Monday, December 7, 2009

CEOs and ObamaCare

An internal revolt at the Business Roundtable over support for ObamaCare.

One lesson that Democrats learned from the failure of HillaryCare in 1994 is that they had to buy the silence, if not the outright support, of the business class. They've done this brilliantly by peddling the illusion that ObamaCare will "lower costs" for employers.
But slowly as the legislative details become clear, it is dawning on executives of businesses large and small that reform is boiling down to a huge tax increase to finance a gigantic new entitlement. The cost and quality of care are afterthoughts that will both suffer, as a growing roll of medical experts have been writing on these pages.
The tragedy is that ObamaCare is not inevitable and far better reforms are still possible—but only if the current version is defeated and Democrats are forced back to the drawing board. With only a few exceptions, drug makers and health-care providers have shown that their priority is rent-seeking from government, which means that any last-minute push back will have to come from the other six-sevenths of the economy.
The Chamber of Commerce and National Federation of Independent Business have finally figured out they were being taken for a ride. And now even the Business Roundtable, the association of CEOs from the largest companies, is engaged in a furious internal debate about the way forward. The Roundtable has been vaguely supportive but restive. But last week Roundtable president John Castellani was informed in a contentious conference call that many of his members will quit if the organization isn't more assertive against ObamaCare.
Associated Press
Business Roundtable President John Castellani
What the executives leading the revolt understand is that the current reforms bear no resemblance to the more rational system the Roundtable favors.

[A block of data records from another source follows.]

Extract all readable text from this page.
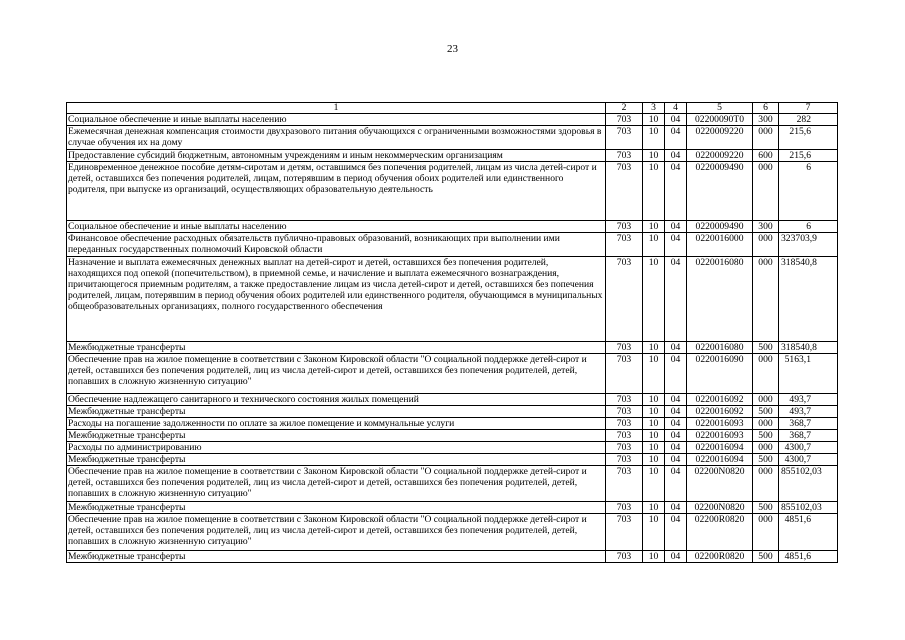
23
1	2	3	4	5	6	7
Социальное обеспечение и иные выплаты населению	703	10	04	02200090Т0	300	282
Ежемесячная денежная компенсация стоимости двухразового питания обучающихся с ограниченными возможностями здоровья в случае обучения их на дому	703	10	04	0220009220	000	215,6
Предоставление субсидий бюджетным, автономным учреждениям и иным некоммерческим организациям	703	10	04	0220009220	600	215,6
Единовременное денежное пособие детям-сиротам и детям, оставшимся без попечения родителей, лицам из числа детей-сирот и детей, оставшихся без попечения родителей, лицам, потерявшим в период обучения обоих родителей или единственного родителя, при выпуске из организаций, осуществляющих образовательную деятельность	703	10	04	0220009490	000	6
Социальное обеспечение и иные выплаты населению	703	10	04	0220009490	300	6
Финансовое обеспечение расходных обязательств публично-правовых образований, возникающих при выполнении ими переданных государственных полномочий Кировской области	703	10	04	0220016000	000	323703,9
Назначение и выплата ежемесячных денежных выплат на детей-сирот и детей, оставшихся без попечения родителей, находящихся под опекой (попечительством), в приемной семье, и начисление и выплата ежемесячного вознаграждения, причитающегося приемным родителям, а также предоставление лицам из числа детей-сирот и детей, оставшихся без попечения родителей, лицам, потерявшим в период обучения обоих родителей или единственного родителя, обучающимся в муниципальных общеобразовательных организациях, полного государственного обеспечения	703	10	04	0220016080	000	318540,8
Межбюджетные трансферты	703	10	04	0220016080	500	318540,8
Обеспечение прав на жилое помещение в соответствии с Законом Кировской области "О социальной поддержке детей-сирот и детей, оставшихся без попечения родителей, лиц из числа детей-сирот и детей, оставшихся без попечения родителей, детей, попавших в сложную жизненную ситуацию"	703	10	04	0220016090	000	5163,1
Обеспечение надлежащего санитарного и технического состояния жилых помещений	703	10	04	0220016092	000	493,7
Межбюджетные трансферты	703	10	04	0220016092	500	493,7
Расходы на погашение задолженности по оплате за жилое помещение и коммунальные услуги	703	10	04	0220016093	000	368,7
Межбюджетные трансферты	703	10	04	0220016093	500	368,7
Расходы по администрированию	703	10	04	0220016094	000	4300,7
Межбюджетные трансферты	703	10	04	0220016094	500	4300,7
Обеспечение прав на жилое помещение в соответствии с Законом Кировской области "О социальной поддержке детей-сирот и детей, оставшихся без попечения родителей, лиц из числа детей-сирот и детей, оставшихся без попечения родителей, детей, попавших в сложную жизненную ситуацию"	703	10	04	02200N0820	000	855102,03
Межбюджетные трансферты	703	10	04	02200N0820	500	855102,03
Обеспечение прав на жилое помещение в соответствии с Законом Кировской области "О социальной поддержке детей-сирот и детей, оставшихся без попечения родителей, лиц из числа детей-сирот и детей, оставшихся без попечения родителей, детей, попавших в сложную жизненную ситуацию"	703	10	04	02200R0820	000	4851,6
Межбюджетные трансферты	703	10	04	02200R0820	500	4851,6
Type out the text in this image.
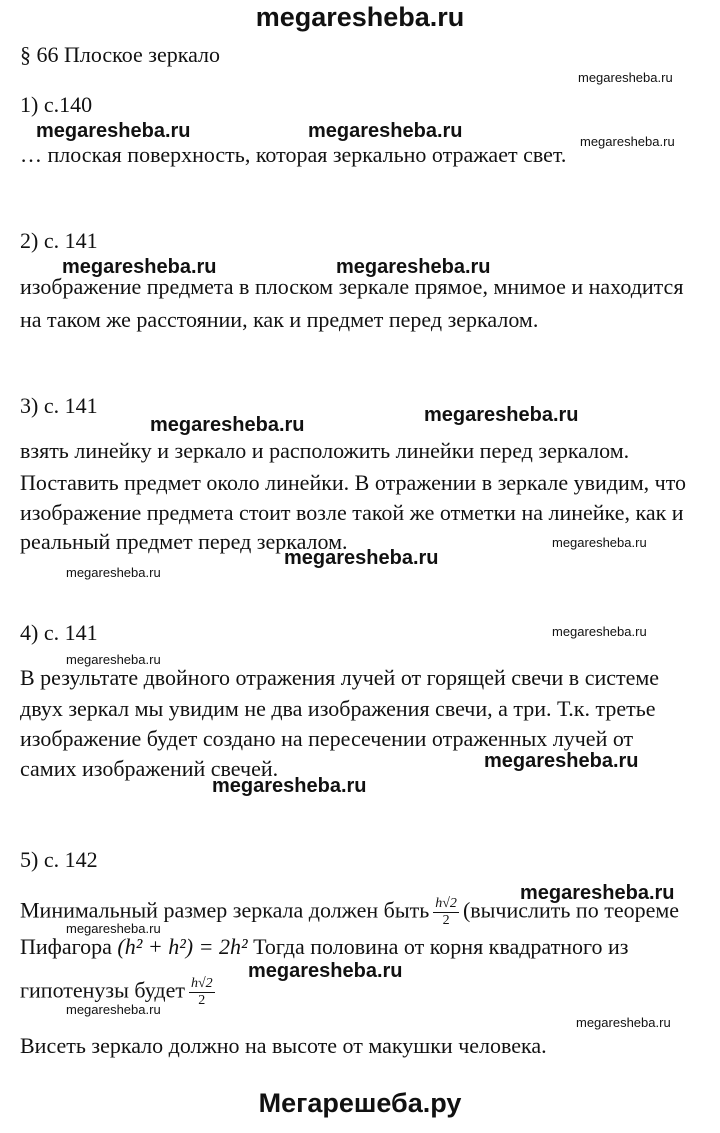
megaresheba.ru
§ 66 Плоское зеркало
megaresheba.ru
megaresheba.ru	megaresheba.ru	megaresheba.ru
1) с.140
… плоская поверхность, которая зеркально отражает свет.
2) с. 141
megaresheba.ru	megaresheba.ru
изображение предмета в плоском зеркале прямое, мнимое и находится
на таком же расстоянии, как и предмет перед зеркалом.
3) с. 141
megaresheba.ru	megaresheba.ru
взять линейку и зеркало и расположить линейки перед зеркалом.
Поставить предмет около линейки. В отражении в зеркале увидим, что
изображение предмета стоит возле такой же отметки на линейке, как и
реальный предмет перед зеркалом.	megaresheba.ru
megaresheba.ru
megaresheba.ru
4) с. 141	megaresheba.ru
megaresheba.ru
В результате двойного отражения лучей от горящей свечи в системе
двух зеркал мы увидим не два изображения свечи, а три. Т.к. третье
изображение будет создано на пересечении отраженных лучей от
самих изображений свечей.	megaresheba.ru
megaresheba.ru
5) с. 142
megaresheba.ru
Минимальный размер зеркала должен быть $\frac{h√2}{2}$ (вычислить по теореме
megaresheba.ru
Пифагора (h² + h²) = 2h² Тогда половина от корня квадратного из
megaresheba.ru
гипотенузы будет $\frac{h√2}{2}$
megaresheba.ru
megaresheba.ru
Висеть зеркало должно на высоте от макушки человека.
Мегарешеба.ру
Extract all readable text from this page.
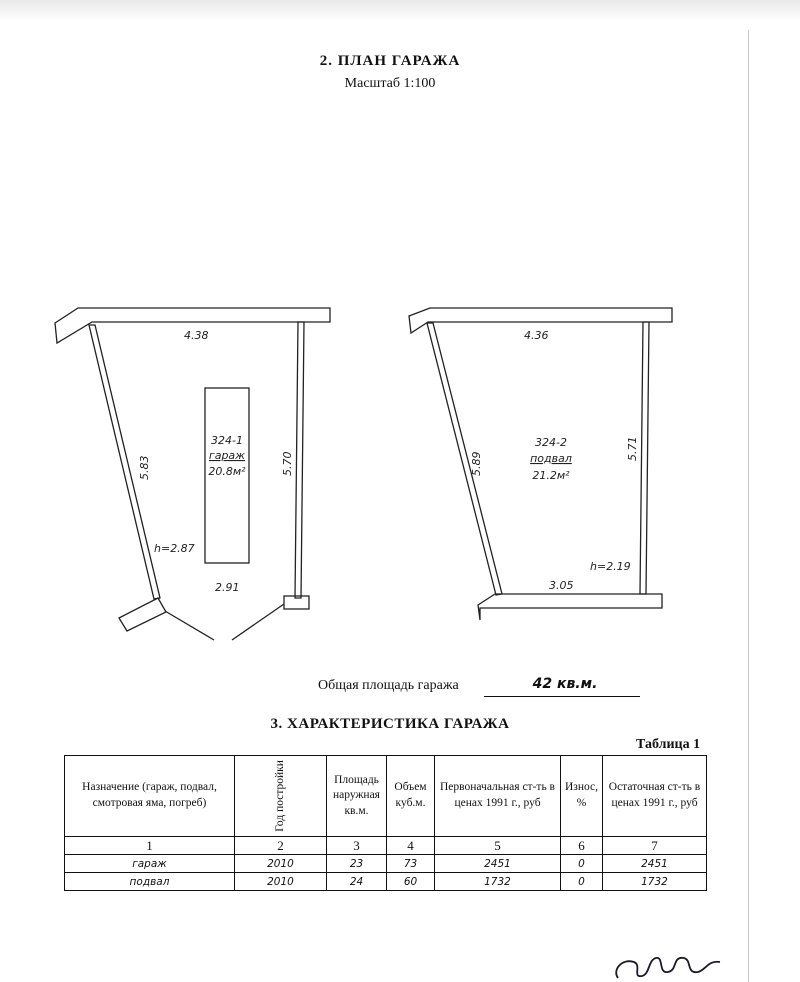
2. ПЛАН ГАРАЖА
Масштаб 1:100
4.38
5.83	5.70
h=2.87
2.91
324-1
гараж
20.8м²
4.36
5.89
5.71
h=2.19
3.05
324-2
подвал
21.2м²
Общая площадь гаража	42 кв.м.
3. ХАРАКТЕРИСТИКА ГАРАЖА
Таблица 1
Назначение (гараж, подвал, смотровая яма, погреб)	Год постройки	Площадь наружная кв.м.	Объем куб.м.	Первоначальная ст-ть в ценах 1991 г., руб	Износ, %	Остаточная ст-ть в ценах 1991 г., руб
1	2	3	4	5	6	7
гараж	2010	23	73	2451	0	2451
подвал	2010	24	60	1732	0	1732
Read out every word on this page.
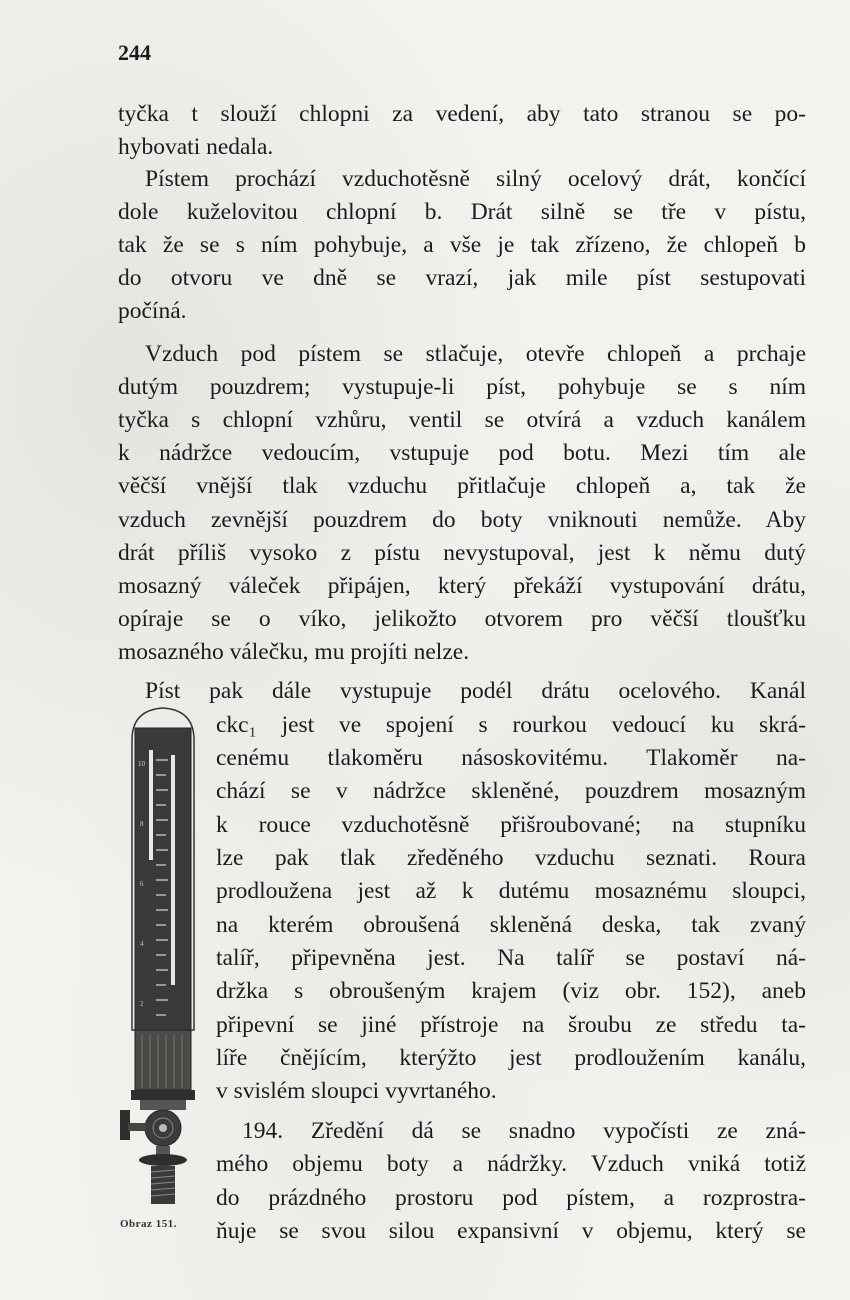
244
tyčka t slouží chlopni za vedení, aby tato stranou se po-
hybovati nedala.
Pístem prochází vzduchotěsně silný ocelový drát, končící
dole kuželovitou chlopní b. Drát silně se tře v pístu,
tak že se s ním pohybuje, a vše je tak zřízeno, že chlopeň b
do otvoru ve dně se vrazí, jak mile píst sestupovati
počíná.
Vzduch pod pístem se stlačuje, otevře chlopeň a prchaje
dutým pouzdrem; vystupuje-li píst, pohybuje se s ním
tyčka s chlopní vzhůru, ventil se otvírá a vzduch kanálem
k nádržce vedoucím, vstupuje pod botu. Mezi tím ale
věčší vnější tlak vzduchu přitlačuje chlopeň a, tak že
vzduch zevnější pouzdrem do boty vniknouti nemůže. Aby
drát příliš vysoko z pístu nevystupoval, jest k němu dutý
mosazný váleček připájen, který překáží vystupování drátu,
opíraje se o víko, jelikožto otvorem pro věčší tloušťku
mosazného válečku, mu projíti nelze.
Píst pak dále vystupuje podél drátu ocelového. Kanál
ckc₁ jest ve spojení s rourkou vedoucí ku skrá-
cenému tlakoměru násoskovitému. Tlakoměr na-
chází se v nádržce skleněné, pouzdrem mosazným
k rouce vzduchotěsně přišroubované; na stupníku
lze pak tlak zředěného vzduchu seznati. Roura
prodloužena jest až k dutému mosaznému sloupci,
na kterém obroušená skleněná deska, tak zvaný
talíř, připevněna jest. Na talíř se postaví ná-
držka s obroušeným krajem (viz obr. 152), aneb
připevní se jiné přístroje na šroubu ze středu ta-
líře čnějícím, kterýžto jest prodloužením kanálu,
v svislém sloupci vyvrtaného.
194. Zředění dá se snadno vypočísti ze zná-
mého objemu boty a nádržky. Vzduch vniká totiž
do prázdného prostoru pod pístem, a rozprostra-
ňuje se svou silou expansivní v objemu, který se
10
8
6
4
2
Obraz 151.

As Ivan Seidenberg of Verizon accurately put it in September, "The problem with the health-care market in this country is that it doesn't really function as a market—leaving major consumer needs unmet, costs unchecked by competition, and basic practices untouched by the productivity revolution that has transformed every other sector of the economy."
Yet in Congress the market-based policies that could encourage such changes have been ignored, dumped or converted into timid pilot programs. Instead of increasing the competition and consumer choice that would result in better value and reduce the annual double-digit cost increases in health spending, ObamaCare will simply expand the status quo and make it more expensive.
Roundtable companies sponsor health insurance for some 35 million employees. Not only would their wages continue to be depressed as costs continue to accelerate, but large and unpredictable costs would remain on corporate balance sheets.
Most Roundtable members also self-insure under the 1974 law known as Erisa that allows large corporations to offer national insurance largely free of regulatory interference. This flexibility will be undermined with mandated benefit packages and limits on employer ability to innovate with consumer-directed health plans. The most powerful Democrats simply have no appreciation for—or interest in—how a decentralized approach like Erisa could make health care more affordable and result in the coverage expansions that corporate America generally favors.
The larger issue for business is the productivity and competitiveness of the U.S. economy. Democrats are about to pass the largest entitlement expansion in more than four decades when federal spending is already at unprecedented levels. The "pay or play" tax on employers and the hike in payroll taxes on top earners in the House and Senate bills are merely teaser rates. The long-term pressures created on the federal fisc would require enormous tax hikes that would depress capital investment and economic growth, to say nothing of the Roundtable's priority of reducing U.S. corporate tax rates that are among the world's highest.
The tendency among business groups is usually to conciliate and speak the language of consensus—especially with Democrats running all of Washington and able to do great harm to anyone who doesn't cooperate. And no doubt the Roundtable is hearing from the CEOs of companies like Pfizer, Wal-Mart and General Electric that are deeply invested in more government control of the economy. Other members favor making marginal improvements to a faulty bill, on the theory that it's a fait accompli anyway.
Yet if the Roundtable in particular and business in general would invest their advertising dollars, lobbying expertise and prestige into a concerted campaign, there is still a chance to move public opinion enough to stop this destructive bill. That would force the Democrats on the left who are driving this process to work with moderates in both parties to focus on meaningful cost control and better value.
Democrats have defined success as dragging any bill into law as quickly as possible, no matter how damaging, while leaving the mess it creates to be cleaned up in the future once the entitlement is entrenched and higher taxes are inevitable. The only way to prevent that outcome is to force them to start over.
The choice isn't between the status quo with all its flaws and ObamaCare. It's between ObamaCare, and a better reform alternative.